# Question #dfbe7

Sep 26, 2016

The solution contains 0.025 mol of NaOH or 1 g.

#### Explanation:

The equations for the two neutralisation reactions are :

$\textsf{N {a}_{2} C {O}_{3 \left(a q\right)} + 2 H C {l}_{\left(a q\right)} \rightarrow 2 N a C {l}_{\left(a q\right)} + C {O}_{2 \left(g\right)} + {H}_{2} {O}_{\left(l\right)}}$

and

$\textsf{N a O {H}_{\left(a q\right)} + H C {l}_{\left(a q\right)} \rightarrow N a C {l}_{\left(a q\right)} + {H}_{2} {O}_{\left(l\right)}}$

The first reaction occurs in 2 stages during the titration.

The 1st proton is attached at about pH = 8.3:

$\textsf{C {O}_{3}^{2 -} + {H}^{+} \rightarrow H C {O}_{3}^{-} \text{ } \textcolor{red}{\left(1\right)}}$

So at this stage of the titration no $\textsf{C {O}_{2}}$ is observed.

At about pH = 3.7 the 2nd proton is attached:

$\textsf{H C {O}_{3}^{-} + {H}^{+} \rightarrow {H}_{2} C {O}_{3} \rightarrow {H}_{2} O + C {O}_{2} \text{ } \textcolor{red}{\left(2\right)}}$

The production of $\textsf{C {O}_{2}}$ is now observed.

The change in pH as the titration progresses can be measured with a pH meter and plotted on a graph:

Phenolphthalein is an indicator which changes colour between the pH range of 8.3 - 10

The point where the indicator changes colour is called the "end - point". You want this to coincide with the "equivalence - point" when the reactants are in the amounts as specified in the equation.

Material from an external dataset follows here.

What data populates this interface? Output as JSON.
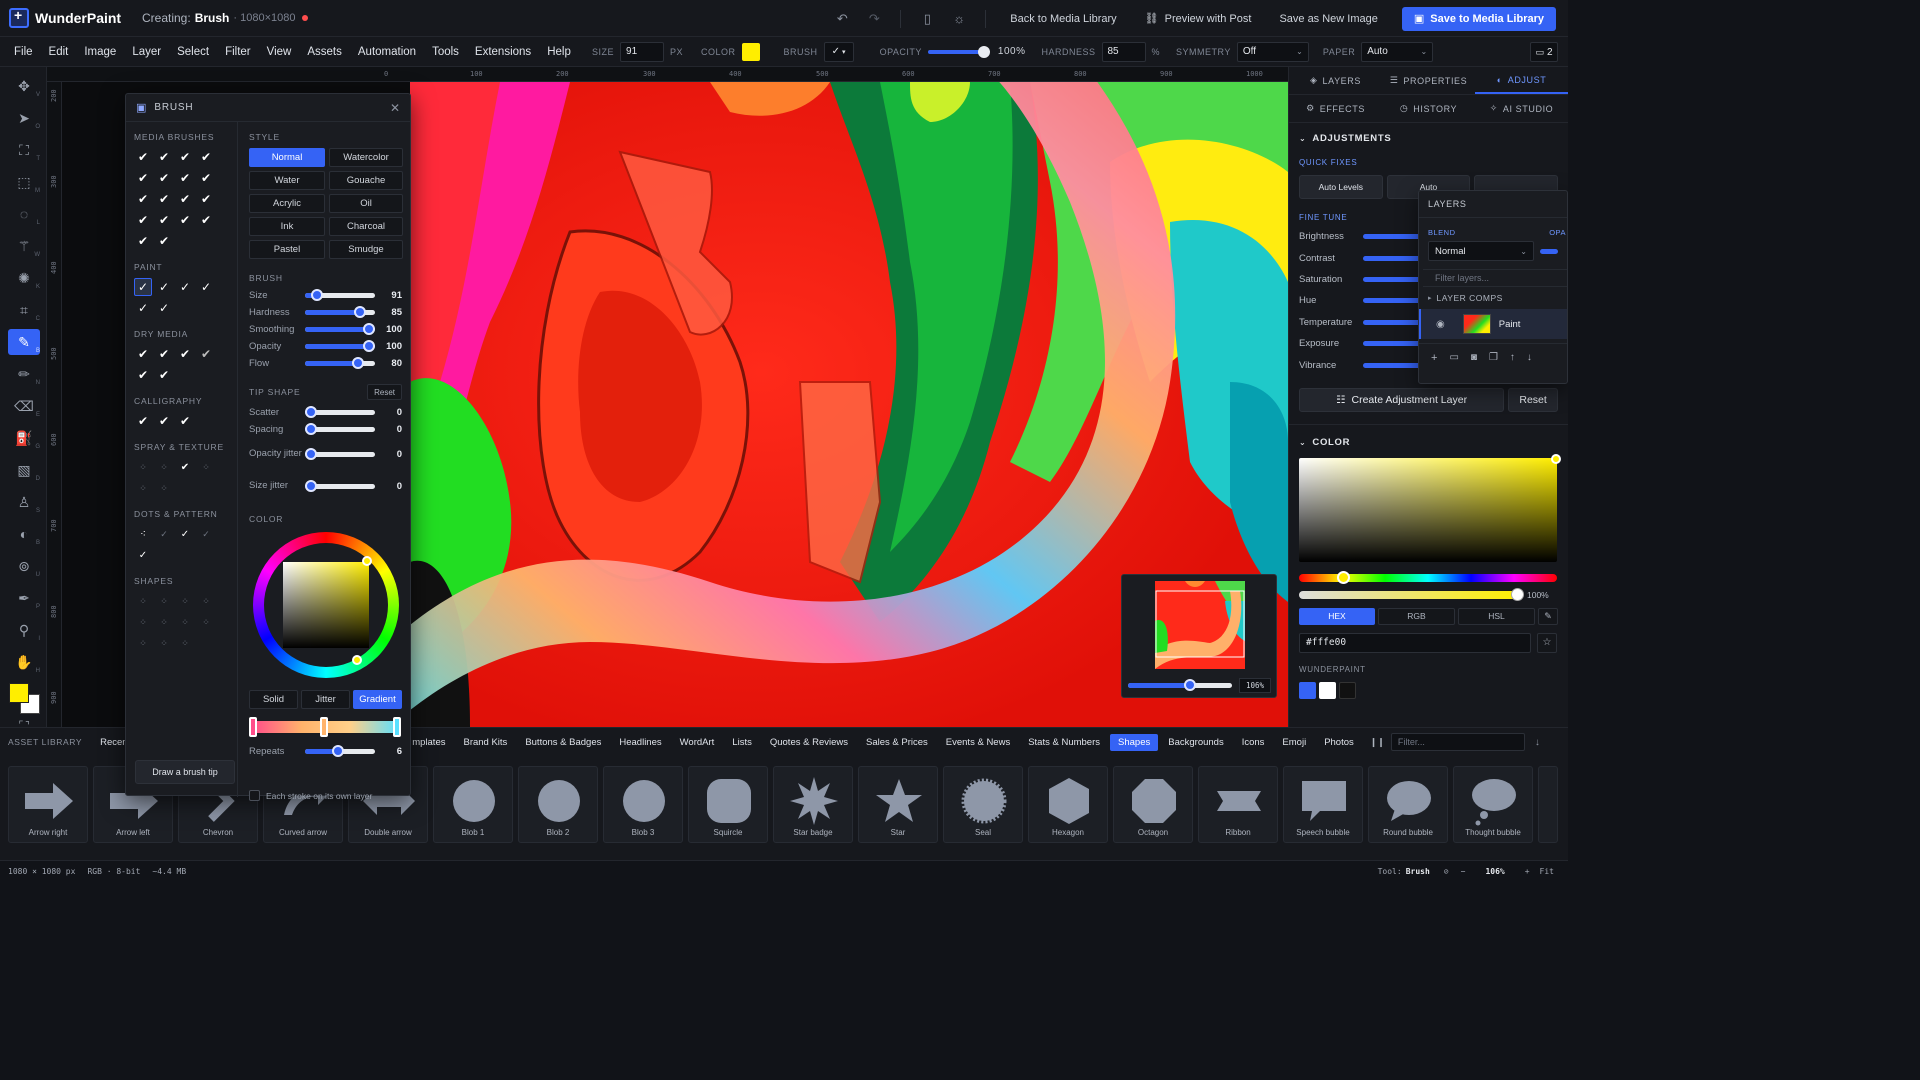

This is the case for reaction $\textcolor{red}{\left(1\right)}$ at point A.

Point A on the graph lies within this range so the phenolphthalein will turn from pink to colourless at this point when 300 ml* of 0.1M HCl is added.

Normality is an obsolete quantity so I will use Molarity, which happens to be the same in this case.

If you look at the pH curve for neutralising NaOH solution with dilute HCl you can see that there is a rapid pH change between pH 11.3 and 2.7

This means that phenolphthalein can also be used in this titration to give the end - point.

We can conclude then that $\textsf{C {O}_{3}^{2 -}}$ ions are being protonated and $\textsf{O {H}^{-}}$ are being neutralised at point A.

$\textsf{n H C l = c \times v = 0.1 \times \frac{300}{1000} = 0.03}$

$\therefore$$\textsf{n \left(C {O}_{3}^{2 -} + O {H}^{-}\right) = 0.03 \text{ } \textcolor{red}{\left(3\right)}}$

Now methyl orange indicator is added and this changes colour when a further 25 ml of 0.2M HCl is added.

Methyl orange changes colour within the pH range 3.1 - 4.4.

This will change at point B on the graph and indicates the equivalence point of reaction $\textcolor{red}{\left(2\right)}$.

$\textsf{{n}_{{H}^{+}} = c \times v = 0.2 \times \frac{25}{1000} = 0.005}$

From the 1:1 stoichiometry of reaction $\textcolor{red}{\left(2\right)}$ we can say that:

$\textsf{{n}_{H C {O}_{3}^{-}} = 0.005}$

This means that the original number of moles of $\textsf{C {O}_{3}^{2 -} = 0.005}$.

So from $\textsf{\textcolor{red}{\left(3\right)}}$ we get:

$\textsf{0.005 + O {H}^{-} = 0.03}$

$\therefore$$\textsf{n O {H}^{-} = 0.03 - 0.005 = 0.025}$

To get the mass of NaOH:

$\textsf{m = n \times {M}_{r} = 0.025 \times 40.0 = 1.0 \textcolor{w h i t e}{x} g}$

• 300 ml is a ridiculously large volume for a titration. 1 M HCl would bring the titre down to 30 ml.